The Indian Navy’s first indigenously developed ballistic missile nuclear submarine (SSBN), the INS Arihant, could be commissioned as early as next month, according to local media reports.
“It has passed all tests and in many things has surpassed our expectations. Technically the submarine can now be commissioned at any time,” a senior defense official told The Economic Times.
The submarine has undergone extensive deep sea diving drills and weapons launch tests. During the various tests, conducted in utmost secrecy off the coast of Vishakhapatnam, the boomer has been accompanied by a Russian submarine rescue ship of Russia’s Black Sea Fleet, the RFS Epron.
The Indian Navy currently does not possess a submarine rescue vessel and had to rely on Russian support to conduct the INS Arihant’s sea and weapons trials. The first missile tests aboard the SSBN were conducted in October 2015.
The submarine will be armed with the K-4, an intermediate-range nuclear-capable submarine-launched ballistic missile (SLBM) also under development by DRDO, with a rage of up to 3,500 kilometers, as well as with the K-15 Sagarika SLBMs with a 700-750 kilometers range.
Both missiles can be armed with nuclear warheads. The sub has four vertical launch tubes, which can be armed with either four K-4 missiles or 12—three per launch tube—K-15 missiles.
Another missile, the 1,000 km-range subsonic tactical cruise missile Nirbhay, has also been test-fired in October 2015 for use on the sub. However, the test has only been partially successful.
As I noted back in October 2015:
Should the Nirbhay not receive operational clearance soon, the INS Arihant will face limitations as integral part of India’s nuclear triad given the K-15’s limited range, which would mean that the submarine would have to move closer to enemy shores to launch its missiles, making it vulnerable to detection.
The Arihant is the lead vessel of the Indian Navy’s future fleet of four (some media reports say five) Arihant-class SSBNs.

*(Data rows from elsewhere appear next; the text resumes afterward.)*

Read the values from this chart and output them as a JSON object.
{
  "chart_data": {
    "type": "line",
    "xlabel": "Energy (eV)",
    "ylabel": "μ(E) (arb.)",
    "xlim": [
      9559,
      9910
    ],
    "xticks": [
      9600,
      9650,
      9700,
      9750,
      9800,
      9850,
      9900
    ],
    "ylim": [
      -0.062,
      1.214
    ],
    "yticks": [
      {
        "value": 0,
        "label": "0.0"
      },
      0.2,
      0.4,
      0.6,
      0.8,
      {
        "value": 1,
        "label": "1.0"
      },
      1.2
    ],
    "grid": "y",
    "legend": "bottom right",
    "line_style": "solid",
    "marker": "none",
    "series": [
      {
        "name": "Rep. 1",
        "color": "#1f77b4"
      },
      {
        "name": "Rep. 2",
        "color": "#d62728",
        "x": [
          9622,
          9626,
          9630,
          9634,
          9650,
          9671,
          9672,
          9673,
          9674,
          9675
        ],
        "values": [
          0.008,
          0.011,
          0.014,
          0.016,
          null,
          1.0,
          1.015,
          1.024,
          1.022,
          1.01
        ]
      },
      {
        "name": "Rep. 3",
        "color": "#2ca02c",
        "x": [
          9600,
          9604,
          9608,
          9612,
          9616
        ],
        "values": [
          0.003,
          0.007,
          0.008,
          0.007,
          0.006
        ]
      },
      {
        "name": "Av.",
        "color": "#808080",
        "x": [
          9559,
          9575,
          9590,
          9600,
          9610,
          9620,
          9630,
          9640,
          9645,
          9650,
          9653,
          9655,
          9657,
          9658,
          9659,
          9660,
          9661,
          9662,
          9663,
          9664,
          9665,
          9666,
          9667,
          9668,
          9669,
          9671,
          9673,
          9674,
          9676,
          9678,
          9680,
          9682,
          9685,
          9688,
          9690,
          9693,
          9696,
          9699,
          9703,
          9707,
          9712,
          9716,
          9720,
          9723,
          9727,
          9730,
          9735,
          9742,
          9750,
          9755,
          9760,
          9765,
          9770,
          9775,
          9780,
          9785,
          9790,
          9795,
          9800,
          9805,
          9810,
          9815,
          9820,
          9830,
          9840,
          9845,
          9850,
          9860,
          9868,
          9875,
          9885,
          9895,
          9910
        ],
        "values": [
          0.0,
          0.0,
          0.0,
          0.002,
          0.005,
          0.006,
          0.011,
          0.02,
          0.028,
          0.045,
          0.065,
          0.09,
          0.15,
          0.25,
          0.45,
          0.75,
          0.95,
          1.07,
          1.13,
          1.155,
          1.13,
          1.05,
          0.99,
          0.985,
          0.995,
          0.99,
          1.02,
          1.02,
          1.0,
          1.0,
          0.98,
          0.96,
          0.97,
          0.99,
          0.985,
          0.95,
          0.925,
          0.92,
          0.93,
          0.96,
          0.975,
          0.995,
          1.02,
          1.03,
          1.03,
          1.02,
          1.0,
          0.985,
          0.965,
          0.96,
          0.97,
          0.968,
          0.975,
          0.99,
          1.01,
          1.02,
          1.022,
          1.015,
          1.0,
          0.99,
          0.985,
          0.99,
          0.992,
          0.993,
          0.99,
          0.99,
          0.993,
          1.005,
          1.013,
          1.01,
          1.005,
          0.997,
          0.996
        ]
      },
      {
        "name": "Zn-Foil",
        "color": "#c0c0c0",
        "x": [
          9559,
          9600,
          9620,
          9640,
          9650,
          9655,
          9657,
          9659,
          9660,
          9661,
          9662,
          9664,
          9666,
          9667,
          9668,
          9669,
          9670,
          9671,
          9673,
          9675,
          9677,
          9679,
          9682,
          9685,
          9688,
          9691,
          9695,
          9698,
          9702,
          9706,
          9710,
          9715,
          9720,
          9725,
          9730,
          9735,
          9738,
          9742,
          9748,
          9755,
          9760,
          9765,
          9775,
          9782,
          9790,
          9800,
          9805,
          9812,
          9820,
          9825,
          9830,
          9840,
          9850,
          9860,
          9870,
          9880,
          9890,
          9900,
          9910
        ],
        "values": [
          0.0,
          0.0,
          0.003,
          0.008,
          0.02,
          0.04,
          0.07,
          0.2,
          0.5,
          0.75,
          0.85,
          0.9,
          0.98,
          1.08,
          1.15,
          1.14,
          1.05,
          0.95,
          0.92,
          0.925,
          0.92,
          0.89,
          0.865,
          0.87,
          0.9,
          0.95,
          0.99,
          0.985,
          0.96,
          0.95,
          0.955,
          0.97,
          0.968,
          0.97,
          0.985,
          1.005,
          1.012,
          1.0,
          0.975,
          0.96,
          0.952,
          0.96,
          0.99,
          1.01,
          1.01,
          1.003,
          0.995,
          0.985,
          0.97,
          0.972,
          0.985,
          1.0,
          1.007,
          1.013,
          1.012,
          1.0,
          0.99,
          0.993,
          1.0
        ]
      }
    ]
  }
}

The shipyards at Vishakhapatnam have allegedly already started working on two more vessels of the class.
India’s new submarines are based on the Russian Project 971 Akula I-class nuclear-powered attack boats. The Arihant itself will be a technological demonstrator, rather than a fully operational SSBN.
As I reported before, India’s nuclear warfare policy is centered on a No First-Use (NFU) doctrine. As a result, New Delhi needs to field a credible second-strike capability. Yet, as of now, India keeps its nuclear warheads de-mated from the actual missiles. However, in order for the new sub class to fulfill its role as the sea leg of India’s nuclear triad, SLBMs with mounted nuclear warheads will need to be deployed on the boomers.